Acho que eu continuo cometendo o mesmo erro, não é? Sigo agindo como se estivesse tudo certo, tudo bem, tudo ainda tem jeito… Mas, acho que tanto eu quanto você sabemos que não é bem assim. Tivemos nossa chance antes e jogamos tudo pro alto depois de um deslize que, hoje em dia, nem tem tanta importância.

Não deveria ser assim, sabe? As coisas não deveriam ter acontecido desse jeito. Não deveriam sequer ter acontecido. Mas, enquanto eu tô aqui, respirando o restinho do seu cheiro – que parece ter grudado de vez em mim – sabe-se lá em que dimensão você está.

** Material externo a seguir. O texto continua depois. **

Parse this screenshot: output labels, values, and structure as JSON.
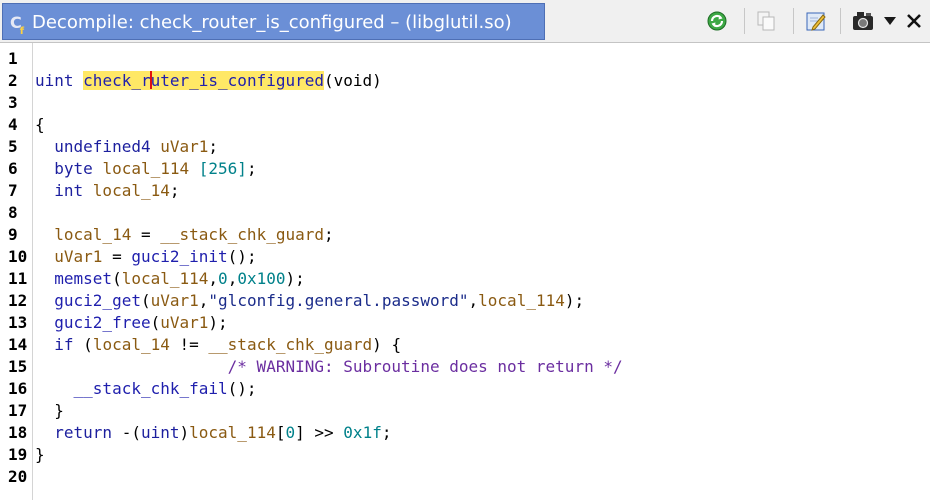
{
  "window": {
    "title": "Decompile: check_router_is_configured –  (libglutil.so)",
    "accent": "#6b8fd6"
  },
  "toolbar": {
    "icons": [
      "refresh-icon",
      "copy-icon",
      "edit-icon",
      "snapshot-icon",
      "menu-down-icon",
      "close-icon"
    ]
  },
  "code": {
    "line_numbers": [
      "1",
      "2",
      "3",
      "4",
      "5",
      "6",
      "7",
      "8",
      "9",
      "10",
      "11",
      "12",
      "13",
      "14",
      "15",
      "16",
      "17",
      "18",
      "19",
      "20"
    ],
    "func_name_a": "check_r",
    "func_name_b": "uter_is_configured",
    "lines": {
      "l2_type": "uint ",
      "l2_rest": "(void)",
      "l4": "{",
      "l5_type": "undefined4 ",
      "l5_var": "uVar1",
      "l5_end": ";",
      "l6_type": "byte ",
      "l6_var": "local_114 ",
      "l6_num": "[256]",
      "l6_end": ";",
      "l7_type": "int ",
      "l7_var": "local_14",
      "l7_end": ";",
      "l9_var": "local_14",
      "l9_op": " = ",
      "l9_fn": "__stack_chk_guard",
      "l9_end": ";",
      "l10_var": "uVar1",
      "l10_op": " = ",
      "l10_fn": "guci2_init",
      "l10_end": "();",
      "l11_fn": "memset",
      "l11_open": "(",
      "l11_var": "local_114",
      "l11_c1": ",",
      "l11_n1": "0",
      "l11_c2": ",",
      "l11_n2": "0x100",
      "l11_end": ");",
      "l12_fn": "guci2_get",
      "l12_open": "(",
      "l12_var1": "uVar1",
      "l12_c1": ",",
      "l12_str": "\"glconfig.general.password\"",
      "l12_c2": ",",
      "l12_var2": "local_114",
      "l12_end": ");",
      "l13_fn": "guci2_free",
      "l13_open": "(",
      "l13_var": "uVar1",
      "l13_end": ");",
      "l14_kw": "if ",
      "l14_open": "(",
      "l14_var": "local_14",
      "l14_op": " != ",
      "l14_fn": "__stack_chk_guard",
      "l14_end": ") {",
      "l15_cm": "/* WARNING: Subroutine does not return */",
      "l16_fn": "__stack_chk_fail",
      "l16_end": "();",
      "l17": "}",
      "l18_kw": "return ",
      "l18_a": "-(",
      "l18_ty": "uint",
      "l18_b": ")",
      "l18_var": "local_114",
      "l18_c": "[",
      "l18_n": "0",
      "l18_d": "] >> ",
      "l18_n2": "0x1f",
      "l18_end": ";",
      "l19": "}"
    }
  }
}
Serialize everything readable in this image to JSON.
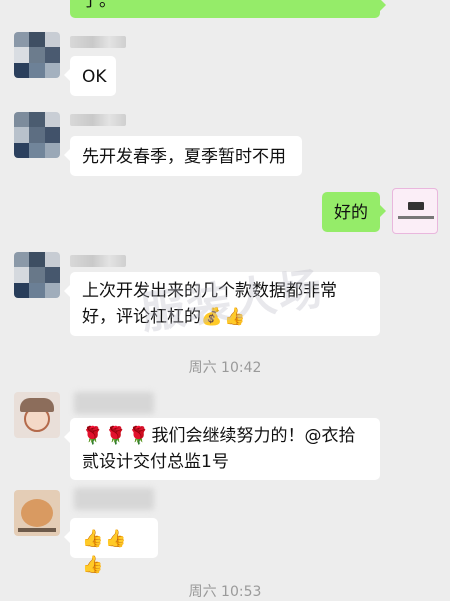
{
  "messages": {
    "m0": {
      "text": "了。"
    },
    "m1": {
      "text": "OK"
    },
    "m2": {
      "text": "先开发春季，夏季暂时不用"
    },
    "m3": {
      "text": "好的"
    },
    "m4": {
      "line1": "上次开发出来的几个款数据都非常",
      "line2": "好，评论杠杠的"
    },
    "t1": {
      "text": "周六 10:42"
    },
    "m5": {
      "line1": "我们会继续努力的！@衣拾",
      "line2": "贰设计交付总监1号"
    },
    "m6": {
      "text": ""
    },
    "t2": {
      "text": "周六 10:53"
    }
  },
  "emojis": {
    "rose": "🌹",
    "thumbs_up": "👍",
    "moneybag": "💰"
  },
  "watermark": "服装人场",
  "colors": {
    "background": "#ededed",
    "sent_bubble": "#95ec69",
    "received_bubble": "#ffffff",
    "timestamp": "#9a9a9a"
  }
}
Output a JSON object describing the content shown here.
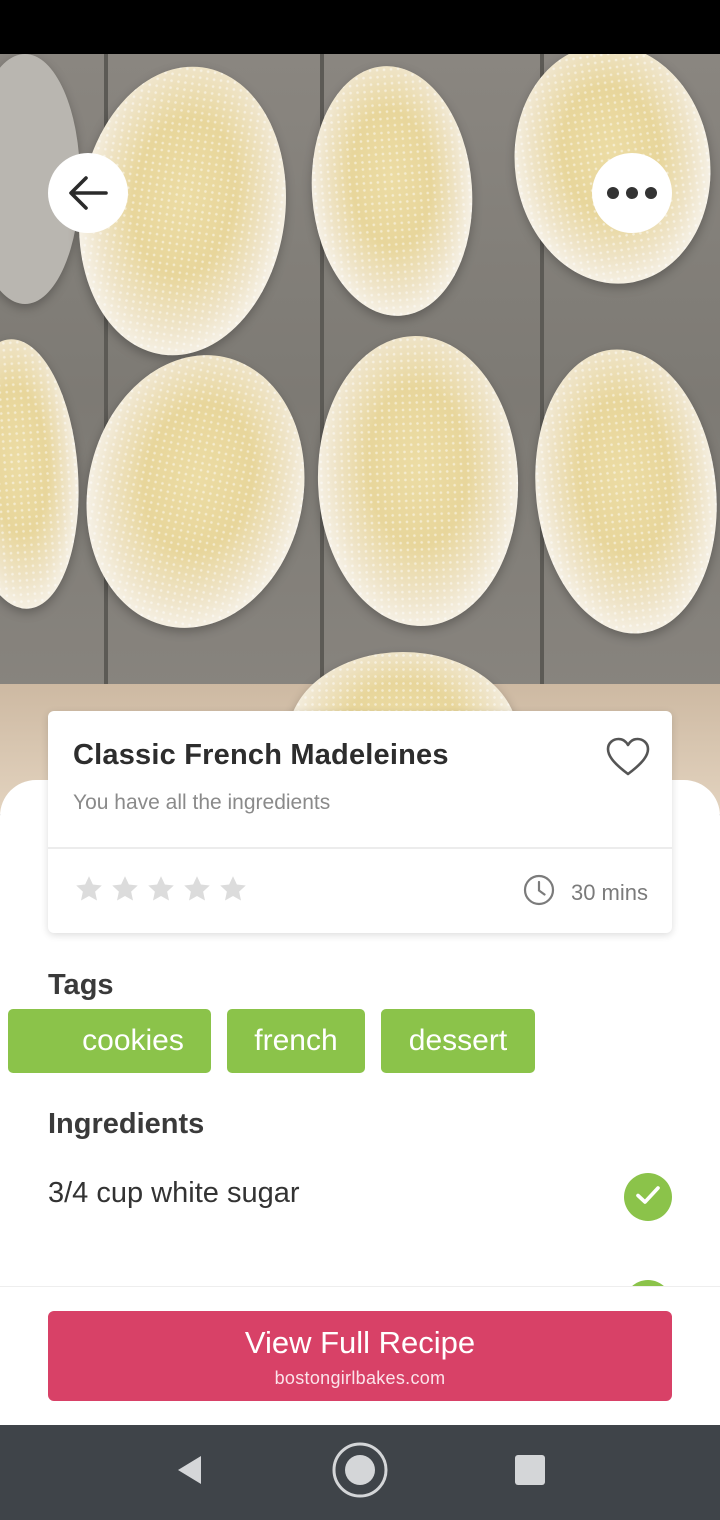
{
  "icons": {
    "back": "arrow-left-icon",
    "more": "more-horizontal-icon",
    "favorite": "heart-icon",
    "rating_star": "star-icon",
    "time": "clock-icon",
    "ingredient_available": "check-icon",
    "nav_back": "triangle-back-icon",
    "nav_home": "circle-home-icon",
    "nav_recents": "square-recents-icon"
  },
  "colors": {
    "tag_green": "#8bc34a",
    "check_green": "#8bc34a",
    "cta_pink": "#d84167",
    "nav_bar": "#3f4449",
    "star_empty": "#dcdcdc"
  },
  "recipe": {
    "title": "Classic French Madeleines",
    "subtitle": "You have all the ingredients",
    "rating": 0,
    "rating_max": 5,
    "time": "30 mins"
  },
  "tags": {
    "heading": "Tags",
    "items": [
      "cookies",
      "french",
      "dessert"
    ]
  },
  "ingredients": {
    "heading": "Ingredients",
    "items": [
      {
        "text": "3/4 cup white sugar",
        "available": true
      }
    ]
  },
  "cta": {
    "label": "View Full Recipe",
    "source": "bostongirlbakes.com"
  }
}
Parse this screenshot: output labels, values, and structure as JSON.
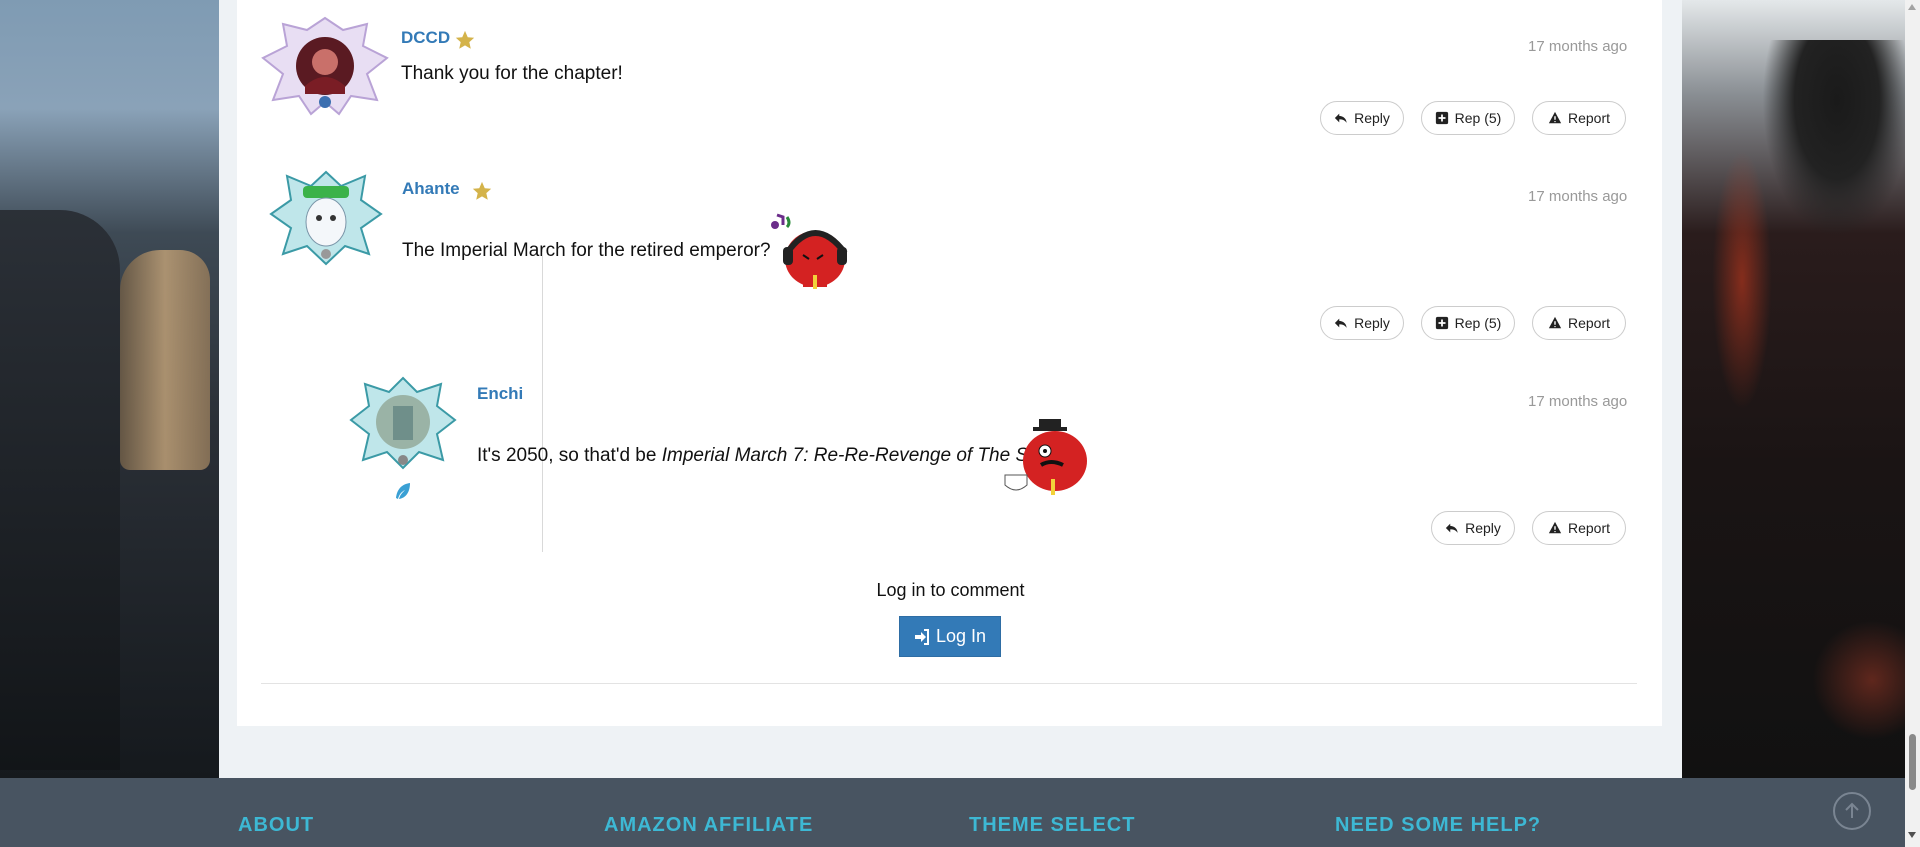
{
  "comments": [
    {
      "username": "DCCD",
      "time": "17 months ago",
      "text": "Thank you for the chapter!",
      "reply_label": "Reply",
      "rep_label": "Rep (5)",
      "report_label": "Report"
    },
    {
      "username": "Ahante",
      "time": "17 months ago",
      "text": "The Imperial March for the retired emperor?",
      "reply_label": "Reply",
      "rep_label": "Rep (5)",
      "report_label": "Report"
    },
    {
      "username": "Enchi",
      "time": "17 months ago",
      "text_plain": "It's 2050, so that'd be ",
      "text_italic": "Imperial March 7: Re-Re-Revenge of The Sith",
      "text_end": ".",
      "reply_label": "Reply",
      "report_label": "Report"
    }
  ],
  "login": {
    "prompt": "Log in to comment",
    "button_label": "Log In"
  },
  "footer": {
    "headings": [
      "ABOUT",
      "AMAZON AFFILIATE",
      "THEME SELECT",
      "NEED SOME HELP?"
    ]
  },
  "colors": {
    "link": "#337ab7",
    "star": "#d4b34a",
    "footer_bg": "#485461",
    "footer_heading": "#3db8d4",
    "button_primary": "#337ab7"
  },
  "icons": [
    "reply-icon",
    "plus-square-icon",
    "warning-icon",
    "star-icon",
    "login-icon",
    "feather-icon",
    "arrow-up-circle-icon"
  ]
}
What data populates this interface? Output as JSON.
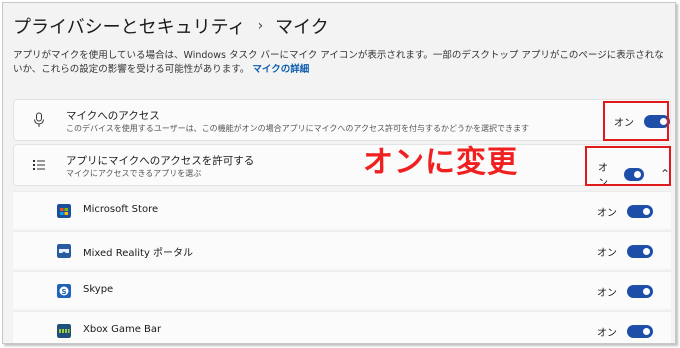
{
  "breadcrumb": {
    "parent": "プライバシーとセキュリティ",
    "separator": "›",
    "current": "マイク"
  },
  "description": {
    "text": "アプリがマイクを使用している場合は、Windows タスク バーにマイク アイコンが表示されます。一部のデスクトップ アプリがこのページに表示されないか、これらの設定の影響を受ける可能性があります。",
    "link": "マイクの詳細"
  },
  "mic_access": {
    "icon": "microphone-icon",
    "title": "マイクへのアクセス",
    "subtitle": "このデバイスを使用するユーザーは、この機能がオンの場合アプリにマイクへのアクセス許可を付与するかどうかを選択できます",
    "state_label": "オン",
    "enabled": true
  },
  "app_access": {
    "icon": "list-icon",
    "title": "アプリにマイクへのアクセスを許可する",
    "subtitle": "マイクにアクセスできるアプリを選ぶ",
    "state_label": "オン",
    "enabled": true,
    "expanded": true
  },
  "annotation": {
    "text": "オンに変更",
    "color": "#f02020"
  },
  "apps": [
    {
      "name": "Microsoft Store",
      "icon": "microsoft-store-icon",
      "state_label": "オン",
      "enabled": true
    },
    {
      "name": "Mixed Reality ポータル",
      "icon": "mixed-reality-portal-icon",
      "state_label": "オン",
      "enabled": true
    },
    {
      "name": "Skype",
      "icon": "skype-icon",
      "state_label": "オン",
      "enabled": true
    },
    {
      "name": "Xbox Game Bar",
      "icon": "xbox-game-bar-icon",
      "state_label": "オン",
      "enabled": true
    }
  ],
  "colors": {
    "toggle_on": "#1d4ea8",
    "link": "#0b5cad",
    "highlight": "#e01a1a"
  }
}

Faz tanto tempo que deixamos de coabitar a mesma página nessa história que é quase espantoso que ainda exista tanta coisa no caminho, mesmo depois dessa gente toda que veio depois de nós. O nosso problema, eu acho, é que o nosso “depois” não aconteceu realmente. Não tivemos ponto final.

Talvez por isso eu insista. Talvez seja este o motivo pelo qual eu fecho os olhos diante de todos os motivos que tenho para que a gente acabe por aqui.

Fiz toda uma lista de prós e contras em meio às minhas anotações – pequenos lembretes para passar no mercado, terminar aquele trabalho, dar novo rumo à vida. Reuni todas as razões que eu tinha para dar fim a isto e atirei a lista longe sem pensar. Acho que, em se tratando da gente, renunciei ao bom senso. (Deve ser por isso que ando com a sensação de que tô desistindo de mim.)